YOU report on the paper by the Institute for Public Policy Research calling for additional taxation to raise an extra £90 billion for the UK economy over the next five years largely by treating capital gains tax the same as income tax, and thus capture for HMRC many of the assets of wealthy people who currently manage to avoid taxation (Fairer tax system could raise an extra £90bn, September 9).

This proposal is just another example of adding another layer to an already ridiculously complex taxation system. For every loophole closed the tax lawyers and accountants will find a way round to avoid the tax. The report starts from the wrong premise of “how do we raise more tax?” instead of “how do we raise more money for public services?”

READ MORE: Fairer tax system could raise an extra £90bn for the UK economy

It fails to look at the basic cause of avoidance, which is taxation on moveable assets. If assets are moveable, taxation on them can be avoided in thousands of different ways.

Instead, raise all public funding from immoveable or heritable assets which can’t be taken offshore.

A model of Annual Ground Rent charged per square metre on all space (land and the buildings on it) will raise far more for public funds, cost a fraction to collect, can’t be avoided and radically improves our environment, as space becomes a liability if not used.

Public as well as privately owned space would pay, so councils couldn’t keep land for generations and do nothing with it.

Existing devolved powers allow the Scottish Government to introduce such a model now without any involvement from HMRC.

Funds raised could provide a really significant Citizen’s Income for everyone and drive the wedge between us and the rest of the the UK, making independence financially irresistible.

Graeme McCormick
Arden, by Loch Lomond

THE suggestion from the Institute for Public Policy Research anent taxing “profit from selling non-residential assets” seems like another ill-thought-out blanket idea, with unforeseen ramifications and unintended consequences. It implies that dividends and accrued interest are an indicator of wealth acquired without effort. On the contrary, I believe there are a number of scenarios that could fall under the heading of such “profits” that are far removed from the machinations of wealth.

Consider one such of which I personally am aware.
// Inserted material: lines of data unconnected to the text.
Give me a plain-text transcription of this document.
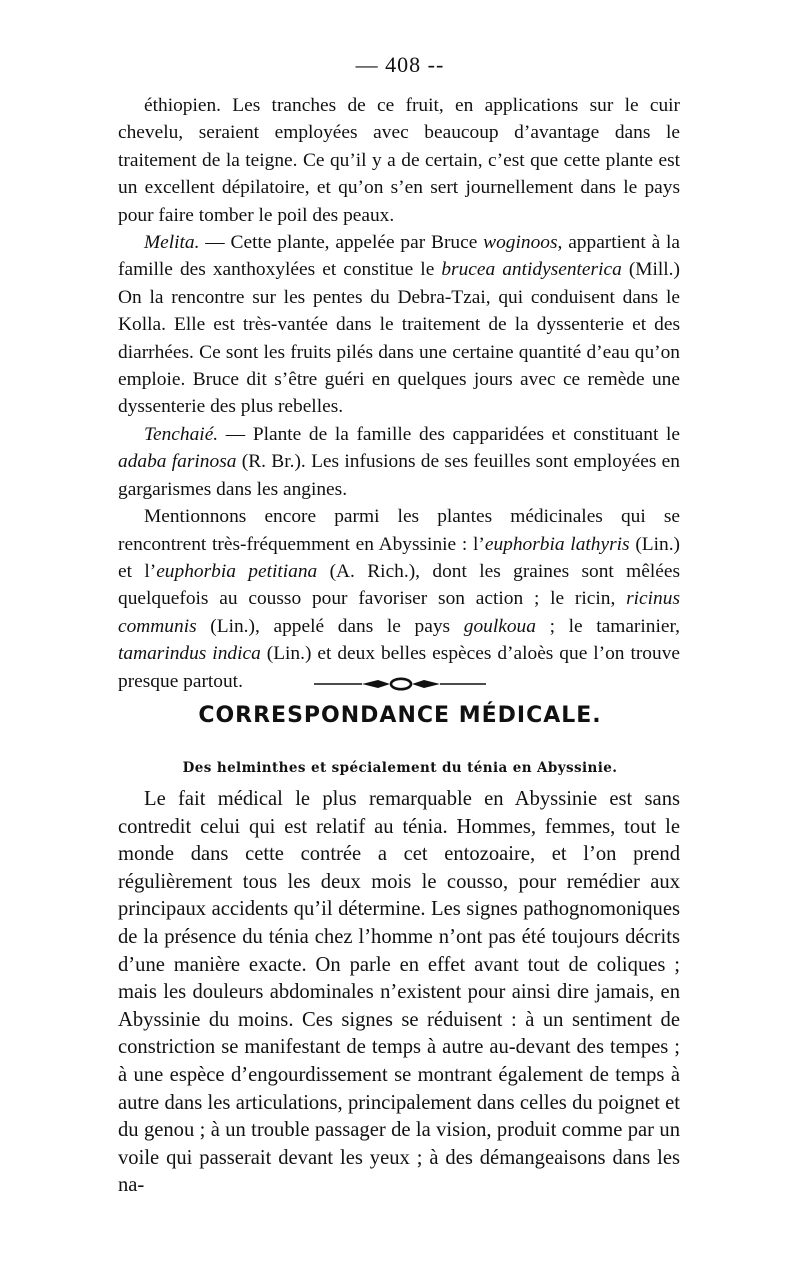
— 408 --

éthiopien. Les tranches de ce fruit, en applications sur le cuir chevelu, seraient employées avec beaucoup d’avantage dans le traitement de la teigne. Ce qu’il y a de certain, c’est que cette plante est un excellent dépilatoire, et qu’on s’en sert journellement dans le pays pour faire tomber le poil des peaux.

Melita. — Cette plante, appelée par Bruce woginoos, appartient à la famille des xanthoxylées et constitue le brucea antidysenterica (Mill.) On la rencontre sur les pentes du Debra-Tzai, qui conduisent dans le Kolla. Elle est très-vantée dans le traitement de la dyssenterie et des diarrhées. Ce sont les fruits pilés dans une certaine quantité d’eau qu’on emploie. Bruce dit s’être guéri en quelques jours avec ce remède une dyssenterie des plus rebelles.

Tenchaié. — Plante de la famille des capparidées et constituant le adaba farinosa (R. Br.). Les infusions de ses feuilles sont employées en gargarismes dans les angines.

Mentionnons encore parmi les plantes médicinales qui se rencontrent très-fréquemment en Abyssinie : l’euphorbia lathyris (Lin.) et l’euphorbia petitiana (A. Rich.), dont les graines sont mêlées quelquefois au cousso pour favoriser son action ; le ricin, ricinus communis (Lin.), appelé dans le pays goulkoua ; le tamarinier, tamarindus indica (Lin.) et deux belles espèces d’aloès que l’on trouve presque partout.

CORRESPONDANCE MÉDICALE.
Des helminthes et spécialement du ténia en Abyssinie.

Le fait médical le plus remarquable en Abyssinie est sans contredit celui qui est relatif au ténia. Hommes, femmes, tout le monde dans cette contrée a cet entozoaire, et l’on prend régulièrement tous les deux mois le cousso, pour remédier aux principaux accidents qu’il détermine. Les signes pathognomoniques de la présence du ténia chez l’homme n’ont pas été toujours décrits d’une manière exacte. On parle en effet avant tout de coliques ; mais les douleurs abdominales n’existent pour ainsi dire jamais, en Abyssinie du moins. Ces signes se réduisent : à un sentiment de constriction se manifestant de temps à autre au-devant des tempes ; à une espèce d’engourdissement se montrant également de temps à autre dans les articulations, principalement dans celles du poignet et du genou ; à un trouble passager de la vision, produit comme par un voile qui passerait devant les yeux ; à des démangeaisons dans les na-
Someone from a very impoverished background left school and entered the workplace with the determination to save enough, however long it took, to own their own home, to provide a security in old age that none of the previous family members had enjoyed. This took more than 50 years and was finally achieved by dint of saving a tiny amount from every wage during an entire working life, and whenever possible buying a few shares. Left untouched, with dividends added as new shares, these were then sold on retirement for just enough to buy a small flat and provide the secure home dreamt of for so long. Taxing the “unearned” income added to these savings from a lifetime of wages would have seen the ambition fail. Is this the kind of “income from wealth” that the group envisages being taxed?

Another case I know of is similar. Here the ambition was to have enough put by to ensure that in old age independence could be maintained without depending on state assistance, even if illness and disability struck. The process of saving involved many years of scrimping and making sacrifices to free small amounts to invest where some value might be added through time – doing without holidays, meals and evenings out, no impulse buying, spending only on necessities and also paying little by little into a pension fund for many years.

At retirement, the very moderate lump sum from that last was also invested to ensure independence and security for as long as possible. Should the growth in these savings also be taxed as normal income, when the original money put in was from what remained of income after normal tax?

Where someone has true wealth – ie well above the average of even the better-off in society, or acquired by inheritance without any personal effort – one might perhaps regard the regular buying and selling of investments as simply a money-making process to vastly increase already considerable wealth, and a form of business, and therefore a suitable target for tax. The IPPR proposal, however, would see even things like parental savings in a child’s name, intended to help fund further or higher education, or even a child’s own saving of pocket and birthday money, having the interest taxed at the same rate as work income.

Would this not make it seem pointless even to consider saving at all? Would it not suggest that one would be better to enjoy life spending every penny as it comes in and leave it to the state to provide when the money runs out? Would it not be better to tax earned income and encourage the saving of what is left after that, with the accrued interest being the reward for doing the right thing and avoiding, if possible, becoming a burden on the state? With the prospective threat to pensions and pension age in the future, this would seem a much more logical way forward.